The European Union has designated Gibraltar as a “colony” of the United Kingdom in a document published today. “Totally unacceptable”, said a government spokesman in London.
The reference to Gibraltar as a British colony is in a footnote to a document by which the Member States want to ensure that the British can travel to the European Union without a visa even after the Brexit. “Gibraltar is a colony of the British Crown,” the footnote says, adding that there is “controversy” between the UK and Spain over sovereignty over Gibraltar.
“It is totally unacceptable to describe Gibraltar in such a way”, said Prime Minister Theresa May’s spokesman. “Gibraltar is fully part of the British family and has a mature and modern constitutional relationship with the UK. That will not change because of our departure from the EU.”
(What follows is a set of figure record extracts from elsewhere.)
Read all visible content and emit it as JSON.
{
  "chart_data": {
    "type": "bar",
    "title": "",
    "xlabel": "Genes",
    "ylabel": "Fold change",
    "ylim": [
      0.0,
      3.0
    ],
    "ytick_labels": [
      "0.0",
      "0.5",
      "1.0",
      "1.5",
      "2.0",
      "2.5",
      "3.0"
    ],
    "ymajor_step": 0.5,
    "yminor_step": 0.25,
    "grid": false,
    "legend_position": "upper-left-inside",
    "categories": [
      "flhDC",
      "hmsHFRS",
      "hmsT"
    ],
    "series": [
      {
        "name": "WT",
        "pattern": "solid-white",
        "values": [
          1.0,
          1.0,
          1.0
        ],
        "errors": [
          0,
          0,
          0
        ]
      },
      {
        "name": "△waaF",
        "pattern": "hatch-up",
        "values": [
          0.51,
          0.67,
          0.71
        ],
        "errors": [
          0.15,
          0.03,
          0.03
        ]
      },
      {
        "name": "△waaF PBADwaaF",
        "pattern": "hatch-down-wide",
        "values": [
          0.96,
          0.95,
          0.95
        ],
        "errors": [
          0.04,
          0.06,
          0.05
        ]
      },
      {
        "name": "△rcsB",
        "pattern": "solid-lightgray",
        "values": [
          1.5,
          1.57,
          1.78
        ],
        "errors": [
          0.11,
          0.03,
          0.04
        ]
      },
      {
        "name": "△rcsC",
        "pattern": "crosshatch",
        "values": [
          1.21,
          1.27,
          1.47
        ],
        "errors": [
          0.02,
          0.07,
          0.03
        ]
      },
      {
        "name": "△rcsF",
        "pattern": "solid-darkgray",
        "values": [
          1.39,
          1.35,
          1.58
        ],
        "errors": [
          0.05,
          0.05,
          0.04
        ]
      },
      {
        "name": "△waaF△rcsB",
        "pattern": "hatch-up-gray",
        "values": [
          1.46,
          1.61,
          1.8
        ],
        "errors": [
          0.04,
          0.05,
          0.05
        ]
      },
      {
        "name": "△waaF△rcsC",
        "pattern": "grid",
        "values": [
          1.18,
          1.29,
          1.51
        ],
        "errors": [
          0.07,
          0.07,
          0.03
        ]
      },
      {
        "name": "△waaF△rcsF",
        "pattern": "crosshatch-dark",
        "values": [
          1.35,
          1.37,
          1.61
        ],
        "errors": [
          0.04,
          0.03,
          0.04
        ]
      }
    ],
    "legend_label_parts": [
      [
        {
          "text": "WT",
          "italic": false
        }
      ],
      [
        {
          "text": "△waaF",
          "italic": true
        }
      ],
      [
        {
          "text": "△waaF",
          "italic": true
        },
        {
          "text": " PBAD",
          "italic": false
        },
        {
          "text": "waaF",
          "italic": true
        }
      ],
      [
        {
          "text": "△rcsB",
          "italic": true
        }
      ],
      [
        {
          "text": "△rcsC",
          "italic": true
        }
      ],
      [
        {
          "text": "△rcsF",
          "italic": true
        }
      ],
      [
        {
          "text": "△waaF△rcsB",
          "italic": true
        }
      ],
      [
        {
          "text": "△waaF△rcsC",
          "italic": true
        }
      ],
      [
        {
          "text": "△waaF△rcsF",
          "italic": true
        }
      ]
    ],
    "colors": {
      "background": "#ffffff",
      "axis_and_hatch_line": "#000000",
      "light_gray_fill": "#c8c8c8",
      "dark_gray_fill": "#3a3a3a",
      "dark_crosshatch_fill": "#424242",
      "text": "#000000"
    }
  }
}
Gibraltar, an area of 6.8 square kilometres in the extreme south of the Iberian Peninsula, was ceded by Madrid to the British Crown in 1713, but Spain continues to claim Gibraltar. The more than 30,000 inhabitants rejected the idea of shared sovereignty with Spain in 2002.
The divorce agreement between the EU and the UK, which was rejected in January in the British Parliament, contains several provisions on Gibraltar. For example, measures are foreseen to cooperate in the fight against tobacco smuggling, and in the area of labour rights and the environment.